A estas consideraciones morales básicas hay que agregar dos cuestiones con la mirada puesta en el futuro. El poder de los expertos para negar tratamiento a quienes no puedan pagarlo va a aumentar en un Occidente donde los gobiernos tienen que asumir la mayor parte de los gastos médicos de una población cada vez más vieja. Y es necesario; ni el Servicio Nacional de Salud del Reino Unido ni Medicare en Estados Unidos, ni ningún otro sistema puede pagar cada tratamiento que pueda buscar un ciudadano enfermo o agonizante.
Y ya sea una compañía de seguros o una junta médica del gobierno, alguien debe de tener la facultad de decir que no.
Pero esa necesidad fiscal conlleva dos tentaciones. La primera, y la más peligrosa, es considerar que las enfermedades son problemas costosos que hay que resolver, no solo limitando los tratamientos sino apresurando activamente la muerte. Por ese camino están los suicidios asistidos y la eutanasia, no exactamente voluntaria, que se están volviendo cosa convencional en algunos de los vecinos cercanos de la Gran Bretaña y cuya larga sombra oscurece el debate sobre Charlie Gard.
La segunda tentación institucional no es hacia una maldad activa sino hacia el embotamiento, el pensamiento de rebaño y el estancamiento. Se establece una triada de médicos, aseguradoras y juntas del Gobierno, se les dice que deben establecer normas previsibles respecto de los tratamientos que van a estar cubiertos e, inevitablemente se van a oponer a muchos de los experimentos gracias a los cuales avanza la ciencia médica. Y en ese caso, sería más necesario que nunca conceder a familias e individuos la libertad de rechazar el consenso y pagar opciones más radicales si pueden hacerlo.
Claro, en la medicina occidental se exageran mucho los tratamientos costosos. Pero también hay incontables enfermedades en las que el progreso es desesperadamente lento o nulo, muchísimos padecimientos en los que la sabiduría oficial puede estar equivocada, como lo han demostrado los famosos lineamientos federales sobre alimentación, así como muchos misterios que la ciencia médica, pese a todo su genio, no ha podido desentrañar.
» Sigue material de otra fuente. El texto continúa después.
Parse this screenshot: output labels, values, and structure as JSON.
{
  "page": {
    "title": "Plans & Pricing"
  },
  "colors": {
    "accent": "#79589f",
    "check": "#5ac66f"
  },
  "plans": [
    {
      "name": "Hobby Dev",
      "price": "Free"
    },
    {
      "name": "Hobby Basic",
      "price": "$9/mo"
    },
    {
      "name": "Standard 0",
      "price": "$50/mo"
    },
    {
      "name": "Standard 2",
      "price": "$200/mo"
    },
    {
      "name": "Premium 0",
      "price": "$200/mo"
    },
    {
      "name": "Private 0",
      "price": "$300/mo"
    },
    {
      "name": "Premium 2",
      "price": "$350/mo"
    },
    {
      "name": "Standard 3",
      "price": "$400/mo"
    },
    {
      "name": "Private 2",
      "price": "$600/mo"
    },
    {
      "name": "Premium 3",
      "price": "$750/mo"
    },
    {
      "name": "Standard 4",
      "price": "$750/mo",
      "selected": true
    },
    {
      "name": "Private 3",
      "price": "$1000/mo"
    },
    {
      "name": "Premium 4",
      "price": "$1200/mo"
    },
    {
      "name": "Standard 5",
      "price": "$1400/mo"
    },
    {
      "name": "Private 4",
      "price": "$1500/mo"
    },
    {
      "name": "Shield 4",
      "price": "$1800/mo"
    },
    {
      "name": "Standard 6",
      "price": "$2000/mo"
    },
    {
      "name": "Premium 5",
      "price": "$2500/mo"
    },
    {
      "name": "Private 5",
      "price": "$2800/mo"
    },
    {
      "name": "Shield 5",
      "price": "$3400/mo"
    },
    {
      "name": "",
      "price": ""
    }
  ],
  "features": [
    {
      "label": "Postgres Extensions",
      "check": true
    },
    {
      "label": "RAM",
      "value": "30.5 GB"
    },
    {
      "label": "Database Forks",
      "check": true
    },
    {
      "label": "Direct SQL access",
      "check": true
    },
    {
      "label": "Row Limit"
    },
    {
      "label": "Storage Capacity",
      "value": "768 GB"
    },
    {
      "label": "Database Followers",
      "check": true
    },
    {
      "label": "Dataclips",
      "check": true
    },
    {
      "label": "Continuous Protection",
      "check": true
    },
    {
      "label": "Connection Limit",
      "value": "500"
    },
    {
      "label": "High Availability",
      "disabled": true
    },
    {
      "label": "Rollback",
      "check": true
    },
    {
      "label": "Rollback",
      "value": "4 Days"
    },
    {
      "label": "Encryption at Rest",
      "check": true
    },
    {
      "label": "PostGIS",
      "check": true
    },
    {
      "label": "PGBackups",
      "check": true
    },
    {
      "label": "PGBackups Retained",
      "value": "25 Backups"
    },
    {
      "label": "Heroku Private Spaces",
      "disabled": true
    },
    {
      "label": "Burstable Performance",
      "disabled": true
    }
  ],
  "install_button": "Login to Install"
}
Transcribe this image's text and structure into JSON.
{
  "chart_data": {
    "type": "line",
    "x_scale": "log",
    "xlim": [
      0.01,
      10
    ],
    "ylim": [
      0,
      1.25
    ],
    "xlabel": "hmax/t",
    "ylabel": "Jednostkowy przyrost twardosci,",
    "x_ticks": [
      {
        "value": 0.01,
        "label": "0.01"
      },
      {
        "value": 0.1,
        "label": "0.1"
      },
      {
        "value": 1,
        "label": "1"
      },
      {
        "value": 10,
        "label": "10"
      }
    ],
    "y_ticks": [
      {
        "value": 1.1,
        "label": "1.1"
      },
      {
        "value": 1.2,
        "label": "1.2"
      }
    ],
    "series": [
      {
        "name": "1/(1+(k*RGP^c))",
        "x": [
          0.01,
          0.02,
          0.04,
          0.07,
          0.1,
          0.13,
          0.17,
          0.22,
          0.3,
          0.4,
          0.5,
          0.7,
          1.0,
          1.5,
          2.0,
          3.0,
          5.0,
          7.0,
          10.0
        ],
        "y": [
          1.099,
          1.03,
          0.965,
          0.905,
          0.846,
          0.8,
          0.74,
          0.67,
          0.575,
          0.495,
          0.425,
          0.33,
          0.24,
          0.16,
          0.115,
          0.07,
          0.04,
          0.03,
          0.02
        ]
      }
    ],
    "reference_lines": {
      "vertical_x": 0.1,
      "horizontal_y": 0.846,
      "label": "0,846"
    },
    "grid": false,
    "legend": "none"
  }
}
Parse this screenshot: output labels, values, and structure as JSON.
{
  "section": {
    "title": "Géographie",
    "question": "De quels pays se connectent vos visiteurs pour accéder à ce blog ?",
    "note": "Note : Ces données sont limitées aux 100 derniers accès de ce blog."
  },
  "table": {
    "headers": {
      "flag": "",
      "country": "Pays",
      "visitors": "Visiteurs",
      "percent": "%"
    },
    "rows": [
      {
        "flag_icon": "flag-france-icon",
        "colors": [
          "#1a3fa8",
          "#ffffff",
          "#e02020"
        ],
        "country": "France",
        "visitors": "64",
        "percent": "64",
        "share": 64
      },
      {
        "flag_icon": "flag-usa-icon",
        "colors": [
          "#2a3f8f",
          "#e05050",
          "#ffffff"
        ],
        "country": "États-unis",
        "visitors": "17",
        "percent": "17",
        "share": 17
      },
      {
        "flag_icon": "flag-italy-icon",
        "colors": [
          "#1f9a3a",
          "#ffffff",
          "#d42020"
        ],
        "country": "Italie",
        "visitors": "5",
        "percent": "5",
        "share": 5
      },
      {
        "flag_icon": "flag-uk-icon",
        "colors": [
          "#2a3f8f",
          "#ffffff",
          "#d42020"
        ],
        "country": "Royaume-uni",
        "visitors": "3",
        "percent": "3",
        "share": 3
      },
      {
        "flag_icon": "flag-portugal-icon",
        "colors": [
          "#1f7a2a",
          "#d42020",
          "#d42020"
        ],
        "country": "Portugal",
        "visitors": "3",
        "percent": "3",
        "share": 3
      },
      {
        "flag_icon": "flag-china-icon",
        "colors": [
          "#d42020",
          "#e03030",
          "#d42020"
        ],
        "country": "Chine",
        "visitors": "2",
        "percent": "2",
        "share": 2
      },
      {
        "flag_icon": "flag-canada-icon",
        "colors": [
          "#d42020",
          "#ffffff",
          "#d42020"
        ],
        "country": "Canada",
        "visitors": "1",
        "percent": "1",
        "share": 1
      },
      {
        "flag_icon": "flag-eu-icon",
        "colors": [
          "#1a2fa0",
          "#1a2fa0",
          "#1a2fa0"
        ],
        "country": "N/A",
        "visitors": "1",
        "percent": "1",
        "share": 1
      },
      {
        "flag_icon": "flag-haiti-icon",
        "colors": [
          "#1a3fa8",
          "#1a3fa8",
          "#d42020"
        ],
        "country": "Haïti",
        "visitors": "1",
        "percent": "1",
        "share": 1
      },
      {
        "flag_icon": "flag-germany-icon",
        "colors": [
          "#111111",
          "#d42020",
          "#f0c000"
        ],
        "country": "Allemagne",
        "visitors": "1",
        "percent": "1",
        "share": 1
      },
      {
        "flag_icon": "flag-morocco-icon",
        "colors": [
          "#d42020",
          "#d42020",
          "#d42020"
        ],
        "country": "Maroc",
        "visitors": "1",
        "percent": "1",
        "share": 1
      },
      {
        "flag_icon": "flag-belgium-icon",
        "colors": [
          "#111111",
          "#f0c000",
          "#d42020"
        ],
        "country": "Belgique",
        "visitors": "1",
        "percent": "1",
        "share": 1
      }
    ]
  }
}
Cualquiera que haya visto morir de cáncer a un amigo joven, que haya batallado con una enfermedad crónica, o que haya sido afectado –como la familia Gard– por una enfermedad tan rara que no está estudiada debidamente, sabe que en la peor de las situaciones médicas el consenso de los expertos solo puede llegar hasta cierto punto. A final de cuentas, cada quien tiene que decidir con información a veces imperfecta y personal, sabiendo que todas las opciones pueden ser malas. Y en este oscuro territorio, no es la confianza en los expertos sino una mezcla de esperanza y desesperación lo que lleva a avances y encontrar curas.
Un tratamiento adicional para el pobre de Charlie probablemente no llegaría a nada. Pero si algún día se encuentra una cura para ese padecimiento, será porque alguien o una sucesión de algunos probaron cosas que los expertos dijeron que no iban a dar resultado.
Es a nombre de ese futuro, así como a nombre de sus derechos como padres de Charlie, por lo que se debió permitir que los Gard trataran una última vez de salvar a su pequeño hijo.